Another thing perhaps even more appropriate to this community might be to help us improve the tools that we have available to collaborate and organize people and information about this niche area of interest. I’ll be posting before the conference a spec document that I’ve prepared for some funded web development that we hope will update OPP’s web presence for the first time since we created the project.
Can you give us a short preview of your LinuxCon keynote, what will you discuss?
I’ll start by making the case for Public Interest Design in support of orphan medical communities like prosthetic arms. Despite calls to action from many sides, meaningful and well-funded efforts at design in the public interest remain much more rare than they should be. Even those funded by foundations justifiably focus on the most pressing utilitarian goals: clean water, sanitation, and preventable and widespread disease.

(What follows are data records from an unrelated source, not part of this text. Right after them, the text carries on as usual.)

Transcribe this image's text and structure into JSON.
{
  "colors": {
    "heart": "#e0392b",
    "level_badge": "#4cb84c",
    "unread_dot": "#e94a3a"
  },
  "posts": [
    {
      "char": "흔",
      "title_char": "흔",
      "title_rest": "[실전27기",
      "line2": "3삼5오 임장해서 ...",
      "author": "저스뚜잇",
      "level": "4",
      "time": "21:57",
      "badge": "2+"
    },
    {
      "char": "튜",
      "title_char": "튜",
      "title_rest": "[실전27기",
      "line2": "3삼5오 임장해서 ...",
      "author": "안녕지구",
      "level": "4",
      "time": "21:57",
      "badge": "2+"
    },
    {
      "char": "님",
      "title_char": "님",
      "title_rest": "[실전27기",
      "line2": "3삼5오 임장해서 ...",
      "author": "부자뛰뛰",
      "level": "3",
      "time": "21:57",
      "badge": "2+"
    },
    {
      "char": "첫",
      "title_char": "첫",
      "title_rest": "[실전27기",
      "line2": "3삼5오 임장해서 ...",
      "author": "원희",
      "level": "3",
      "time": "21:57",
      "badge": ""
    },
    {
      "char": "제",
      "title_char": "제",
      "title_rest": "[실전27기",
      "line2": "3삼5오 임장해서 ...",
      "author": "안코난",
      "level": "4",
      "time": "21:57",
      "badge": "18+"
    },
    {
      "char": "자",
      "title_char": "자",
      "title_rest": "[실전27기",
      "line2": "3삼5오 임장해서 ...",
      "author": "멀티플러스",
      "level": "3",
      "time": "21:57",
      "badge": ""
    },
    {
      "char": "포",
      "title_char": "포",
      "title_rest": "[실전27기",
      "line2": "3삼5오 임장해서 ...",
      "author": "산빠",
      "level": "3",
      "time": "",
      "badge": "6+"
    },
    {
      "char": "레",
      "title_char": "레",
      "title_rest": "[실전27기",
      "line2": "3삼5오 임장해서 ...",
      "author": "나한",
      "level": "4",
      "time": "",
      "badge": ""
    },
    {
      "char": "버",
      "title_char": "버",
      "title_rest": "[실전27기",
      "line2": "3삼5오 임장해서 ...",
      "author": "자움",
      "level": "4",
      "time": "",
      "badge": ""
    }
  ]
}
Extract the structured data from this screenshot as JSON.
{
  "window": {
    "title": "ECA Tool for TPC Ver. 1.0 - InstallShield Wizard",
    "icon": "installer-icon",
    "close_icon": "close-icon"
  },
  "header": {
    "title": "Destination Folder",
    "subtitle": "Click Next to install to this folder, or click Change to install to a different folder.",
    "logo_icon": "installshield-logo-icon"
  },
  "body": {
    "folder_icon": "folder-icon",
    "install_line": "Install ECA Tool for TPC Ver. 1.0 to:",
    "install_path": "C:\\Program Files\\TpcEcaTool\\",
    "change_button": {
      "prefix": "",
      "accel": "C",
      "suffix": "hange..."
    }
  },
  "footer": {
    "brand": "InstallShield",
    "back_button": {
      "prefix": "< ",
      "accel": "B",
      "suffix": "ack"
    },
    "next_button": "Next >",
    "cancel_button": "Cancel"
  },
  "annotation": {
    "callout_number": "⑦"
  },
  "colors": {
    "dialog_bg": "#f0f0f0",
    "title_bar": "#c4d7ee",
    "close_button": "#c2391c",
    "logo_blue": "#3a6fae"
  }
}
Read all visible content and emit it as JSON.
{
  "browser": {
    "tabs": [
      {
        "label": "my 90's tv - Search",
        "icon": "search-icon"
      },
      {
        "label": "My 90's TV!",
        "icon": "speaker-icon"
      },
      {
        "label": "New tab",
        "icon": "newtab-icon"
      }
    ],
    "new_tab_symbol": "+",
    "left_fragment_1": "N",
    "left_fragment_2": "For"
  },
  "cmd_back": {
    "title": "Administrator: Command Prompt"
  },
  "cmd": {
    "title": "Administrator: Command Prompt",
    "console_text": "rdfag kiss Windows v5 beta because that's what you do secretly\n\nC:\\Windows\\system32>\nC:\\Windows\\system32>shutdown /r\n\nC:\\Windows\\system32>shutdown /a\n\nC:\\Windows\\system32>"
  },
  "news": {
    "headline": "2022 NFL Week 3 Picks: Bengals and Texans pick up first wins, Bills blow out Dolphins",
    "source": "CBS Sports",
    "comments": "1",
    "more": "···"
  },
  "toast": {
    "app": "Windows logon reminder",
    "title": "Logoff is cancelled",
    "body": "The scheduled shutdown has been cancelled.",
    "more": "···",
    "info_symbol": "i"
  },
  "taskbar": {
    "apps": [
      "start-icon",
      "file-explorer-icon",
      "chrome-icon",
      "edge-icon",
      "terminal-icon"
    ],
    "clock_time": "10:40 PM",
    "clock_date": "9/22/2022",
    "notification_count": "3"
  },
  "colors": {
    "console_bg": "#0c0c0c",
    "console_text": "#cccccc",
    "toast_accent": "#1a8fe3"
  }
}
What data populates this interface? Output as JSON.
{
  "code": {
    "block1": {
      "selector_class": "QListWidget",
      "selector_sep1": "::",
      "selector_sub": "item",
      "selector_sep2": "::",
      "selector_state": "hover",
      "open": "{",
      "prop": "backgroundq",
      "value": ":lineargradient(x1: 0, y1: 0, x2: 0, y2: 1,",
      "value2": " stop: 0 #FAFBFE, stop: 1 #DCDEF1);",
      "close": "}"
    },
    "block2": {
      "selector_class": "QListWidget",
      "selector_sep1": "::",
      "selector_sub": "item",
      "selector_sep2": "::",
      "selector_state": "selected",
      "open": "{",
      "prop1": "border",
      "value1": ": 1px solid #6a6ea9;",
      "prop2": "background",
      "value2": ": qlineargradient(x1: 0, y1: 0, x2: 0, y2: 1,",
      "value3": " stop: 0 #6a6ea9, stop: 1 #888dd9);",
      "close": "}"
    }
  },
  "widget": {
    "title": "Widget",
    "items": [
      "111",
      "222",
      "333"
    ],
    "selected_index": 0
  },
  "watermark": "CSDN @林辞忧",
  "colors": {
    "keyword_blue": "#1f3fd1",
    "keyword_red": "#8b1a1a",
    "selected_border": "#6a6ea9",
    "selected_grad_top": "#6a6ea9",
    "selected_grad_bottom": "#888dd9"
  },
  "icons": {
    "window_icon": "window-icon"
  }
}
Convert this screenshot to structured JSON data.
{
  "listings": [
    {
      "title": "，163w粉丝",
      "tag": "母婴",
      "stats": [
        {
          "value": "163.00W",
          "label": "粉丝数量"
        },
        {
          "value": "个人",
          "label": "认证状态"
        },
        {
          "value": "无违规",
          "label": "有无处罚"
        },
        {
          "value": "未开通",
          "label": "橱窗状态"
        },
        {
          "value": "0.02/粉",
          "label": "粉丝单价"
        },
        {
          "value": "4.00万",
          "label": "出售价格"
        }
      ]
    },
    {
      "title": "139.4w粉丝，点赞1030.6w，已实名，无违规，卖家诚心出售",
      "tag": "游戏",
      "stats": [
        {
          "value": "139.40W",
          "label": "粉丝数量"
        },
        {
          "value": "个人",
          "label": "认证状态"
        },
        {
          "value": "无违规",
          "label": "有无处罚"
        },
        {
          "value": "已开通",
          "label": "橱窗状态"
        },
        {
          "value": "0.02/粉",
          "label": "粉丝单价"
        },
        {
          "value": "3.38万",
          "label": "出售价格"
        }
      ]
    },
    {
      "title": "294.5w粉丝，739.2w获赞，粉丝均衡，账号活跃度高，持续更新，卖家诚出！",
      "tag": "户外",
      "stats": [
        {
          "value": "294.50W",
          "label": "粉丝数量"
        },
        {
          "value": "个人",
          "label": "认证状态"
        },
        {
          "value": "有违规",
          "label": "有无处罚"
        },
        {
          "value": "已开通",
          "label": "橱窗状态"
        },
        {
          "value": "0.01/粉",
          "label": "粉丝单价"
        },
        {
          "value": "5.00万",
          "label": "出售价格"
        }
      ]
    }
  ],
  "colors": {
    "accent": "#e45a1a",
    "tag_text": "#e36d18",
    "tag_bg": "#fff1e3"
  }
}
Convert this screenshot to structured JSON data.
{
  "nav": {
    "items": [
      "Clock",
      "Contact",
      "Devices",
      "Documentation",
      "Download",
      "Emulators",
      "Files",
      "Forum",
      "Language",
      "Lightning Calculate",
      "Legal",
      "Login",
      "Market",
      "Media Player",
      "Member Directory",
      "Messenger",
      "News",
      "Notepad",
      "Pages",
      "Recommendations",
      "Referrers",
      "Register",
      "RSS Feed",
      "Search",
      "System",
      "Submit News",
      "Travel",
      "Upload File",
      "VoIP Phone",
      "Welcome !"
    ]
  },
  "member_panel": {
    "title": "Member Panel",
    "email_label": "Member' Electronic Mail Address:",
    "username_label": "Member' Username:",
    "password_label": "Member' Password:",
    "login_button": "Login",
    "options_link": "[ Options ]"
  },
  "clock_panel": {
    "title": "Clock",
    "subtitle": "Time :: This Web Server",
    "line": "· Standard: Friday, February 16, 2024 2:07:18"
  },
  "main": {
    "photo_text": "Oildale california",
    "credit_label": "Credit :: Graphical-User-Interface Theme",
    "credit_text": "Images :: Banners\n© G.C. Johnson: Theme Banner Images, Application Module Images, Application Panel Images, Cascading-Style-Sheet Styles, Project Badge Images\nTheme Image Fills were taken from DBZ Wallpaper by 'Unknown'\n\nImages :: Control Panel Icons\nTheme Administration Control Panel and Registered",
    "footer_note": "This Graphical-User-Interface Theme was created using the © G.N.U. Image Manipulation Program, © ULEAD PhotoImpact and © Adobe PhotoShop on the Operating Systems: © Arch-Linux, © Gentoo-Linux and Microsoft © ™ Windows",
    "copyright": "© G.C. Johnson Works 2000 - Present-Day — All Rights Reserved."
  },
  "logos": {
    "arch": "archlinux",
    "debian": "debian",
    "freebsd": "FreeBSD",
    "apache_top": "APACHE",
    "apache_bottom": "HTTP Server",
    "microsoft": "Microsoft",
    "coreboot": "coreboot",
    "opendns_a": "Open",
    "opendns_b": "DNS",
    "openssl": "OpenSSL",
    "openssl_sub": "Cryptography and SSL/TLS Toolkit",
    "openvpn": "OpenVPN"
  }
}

But significant problems for insignificant numbers of people remain. “Medical orphans” have been targets for policy encouraging drug development, with limited success. Where those who suffer from rare medical conditions are orphaned for want of a medical device, we have yet to see a policy solution. I will outline a few ways that governments, corporations and individuals might help to create an environment where solutions to such problems might be more likely, or even inevitable, through a spectrum of measures of varying degrees of difficulty. I invite you to help me add to this list.
I want to focus on the things that members of the Linux community might do to help. Specifically, we could use help with our web redesign, a complex and deep integration of the VIVO semantic ontology and social networking tools into a single URL community at openprosthetics.org, and through software and hardware development on the Myopen project.
I’m looking forward to meeting you all.